Noting that total US employment remains seven million below its 2008 peak of 138 million, Jessop warned that commodity markets could be volatile as there are plenty of signs that the US and many other economies are struggling.
Others are concerned that Friday’s data was weak across the board with very few mitigating factors but see better times ahead.
"While the weak labor market reports suggest increasing downside risk on our forecast it is also important to stress that US data remains mixed," Flemming J.
Nielsen, a senior analyst at Danske Bank in Copenhagen, wrote in a note to clients.
"While auto sales remain weak there are signs of improving retail sales in June on the back of lower gasoline prices and we still expect growth to improve in H2 on the back of stronger private consumption,” Nielsen added.
“With mixed data today’s weak labor market report will not be enough to change the Fed’s view that the current weakness is a temporary soft patch.
In addition the bar for further QE is now much higher for the Fed, not least because core inflation could possibly increase into the 1.5-2 percent range in the coming months.” Investors where caught off guard by the jobs data in part due to a very strong ADP report on private employment on Thursday.
“Government employment continues to be a substantial drag on employment growth, with total government employment declining 38,000 in June,” said Nielsen.
“There are signs of weakness across the board with growth in private service payrolls easing further and construction payrolls again contracting.
Manufacturing payrolls improved slightly compared with May, but remains significantly weaker compared with earlier in 2011,” he added.

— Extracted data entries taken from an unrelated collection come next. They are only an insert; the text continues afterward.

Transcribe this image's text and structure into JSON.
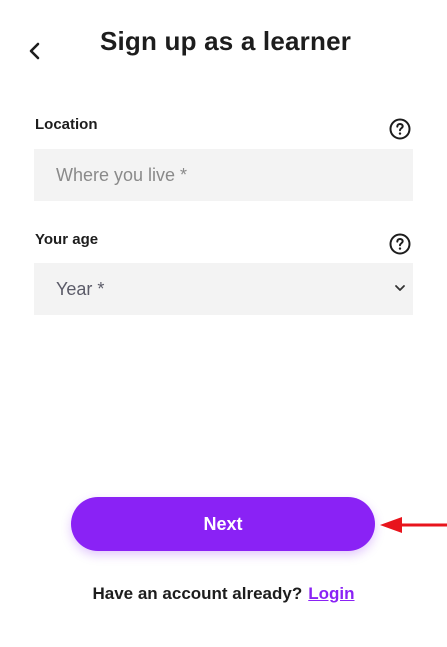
{
  "header": {
    "title": "Sign up as a learner"
  },
  "form": {
    "location": {
      "label": "Location",
      "placeholder": "Where you live *",
      "value": ""
    },
    "age": {
      "label": "Your age",
      "selected": "Year *"
    }
  },
  "actions": {
    "next_label": "Next"
  },
  "footer": {
    "prompt": "Have an account already?",
    "login_label": "Login"
  },
  "colors": {
    "accent": "#8a22f5",
    "input_bg": "#f3f3f3",
    "annotation_arrow": "#e8141c"
  },
  "icons": {
    "back": "chevron-left-icon",
    "help": "question-circle-icon",
    "select": "chevron-down-icon"
  }
}
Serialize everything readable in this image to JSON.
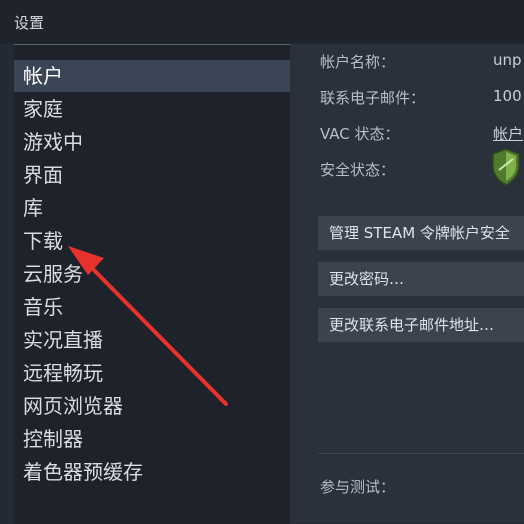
{
  "window": {
    "title": "设置"
  },
  "sidebar": {
    "items": [
      {
        "label": "帐户"
      },
      {
        "label": "家庭"
      },
      {
        "label": "游戏中"
      },
      {
        "label": "界面"
      },
      {
        "label": "库"
      },
      {
        "label": "下载"
      },
      {
        "label": "云服务"
      },
      {
        "label": "音乐"
      },
      {
        "label": "实况直播"
      },
      {
        "label": "远程畅玩"
      },
      {
        "label": "网页浏览器"
      },
      {
        "label": "控制器"
      },
      {
        "label": "着色器预缓存"
      }
    ],
    "active_index": 0
  },
  "account": {
    "name_label": "帐户名称：",
    "name_value": "unp",
    "email_label": "联系电子邮件：",
    "email_value": "100",
    "vac_label": "VAC 状态：",
    "vac_value": "帐户",
    "security_label": "安全状态：",
    "security_icon": "shield-icon",
    "buttons": {
      "steam_guard": "管理 STEAM 令牌帐户安全",
      "change_password": "更改密码…",
      "change_email": "更改联系电子邮件地址…"
    },
    "beta_label": "参与测试："
  },
  "colors": {
    "accent_arrow": "#e8322b",
    "shield_green": "#6a9a3e"
  }
}
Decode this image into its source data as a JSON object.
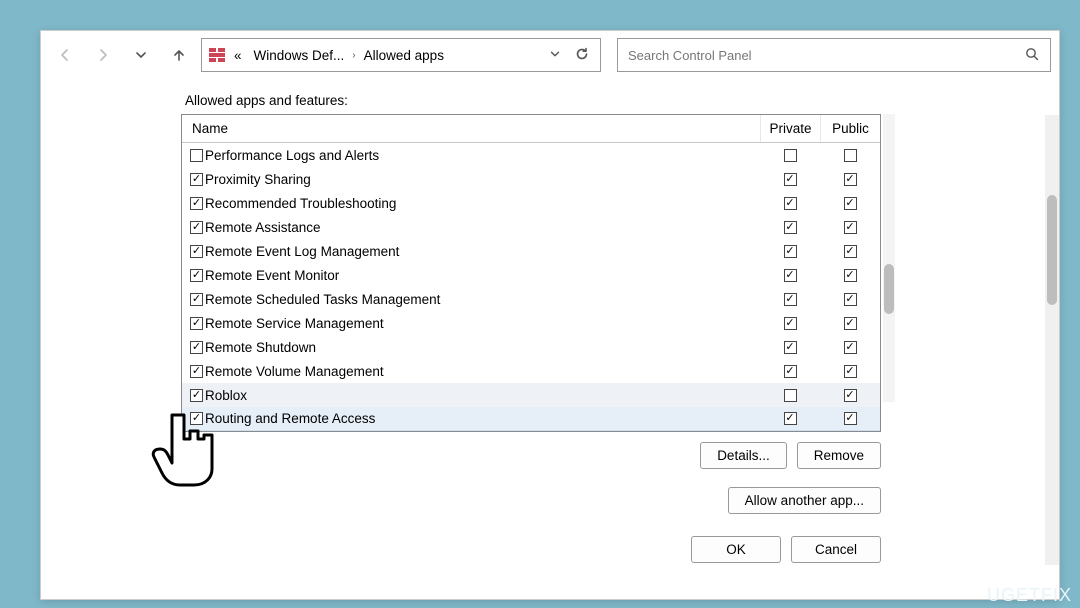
{
  "breadcrumb": {
    "prefix": "«",
    "part1": "Windows Def...",
    "part2": "Allowed apps"
  },
  "search": {
    "placeholder": "Search Control Panel"
  },
  "section_label": "Allowed apps and features:",
  "headers": {
    "name": "Name",
    "private": "Private",
    "public": "Public"
  },
  "rows": [
    {
      "name": "Performance Logs and Alerts",
      "enabled": false,
      "private": false,
      "public": false,
      "highlight": false
    },
    {
      "name": "Proximity Sharing",
      "enabled": true,
      "private": true,
      "public": true,
      "highlight": false
    },
    {
      "name": "Recommended Troubleshooting",
      "enabled": true,
      "private": true,
      "public": true,
      "highlight": false
    },
    {
      "name": "Remote Assistance",
      "enabled": true,
      "private": true,
      "public": true,
      "highlight": false
    },
    {
      "name": "Remote Event Log Management",
      "enabled": true,
      "private": true,
      "public": true,
      "highlight": false
    },
    {
      "name": "Remote Event Monitor",
      "enabled": true,
      "private": true,
      "public": true,
      "highlight": false
    },
    {
      "name": "Remote Scheduled Tasks Management",
      "enabled": true,
      "private": true,
      "public": true,
      "highlight": false
    },
    {
      "name": "Remote Service Management",
      "enabled": true,
      "private": true,
      "public": true,
      "highlight": false
    },
    {
      "name": "Remote Shutdown",
      "enabled": true,
      "private": true,
      "public": true,
      "highlight": false
    },
    {
      "name": "Remote Volume Management",
      "enabled": true,
      "private": true,
      "public": true,
      "highlight": false
    },
    {
      "name": "Roblox",
      "enabled": true,
      "private": false,
      "public": true,
      "highlight": true
    },
    {
      "name": "Routing and Remote Access",
      "enabled": true,
      "private": true,
      "public": true,
      "selected": true
    }
  ],
  "buttons": {
    "details": "Details...",
    "remove": "Remove",
    "allow_another": "Allow another app...",
    "ok": "OK",
    "cancel": "Cancel"
  },
  "watermark": "UGETFIX"
}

Others are refusing to take Friday’s disappointment at face value.
“We are not disputing for a second that the economy has slowed significantly over the past few months, and that this has directly affected the labor market.
To argue otherwise would be ridiculous,” said Ian Shepherdson, the chief US economist at High Frequency Economics in a research report on Monday.
Saying that the data - which was so disappointing - are suspicious, Shepherdson is predicting a quick turnaround.
“We cannot prove anything, but we think that if the raw data and the seasonal adjustments were in the dock on trial for misrepresentation we could at least make their palms sweaty," he said.
“If we’re right, it would be reasonable to expect some payback in the July report, or an upward revision to June or both,” Shepherdson added.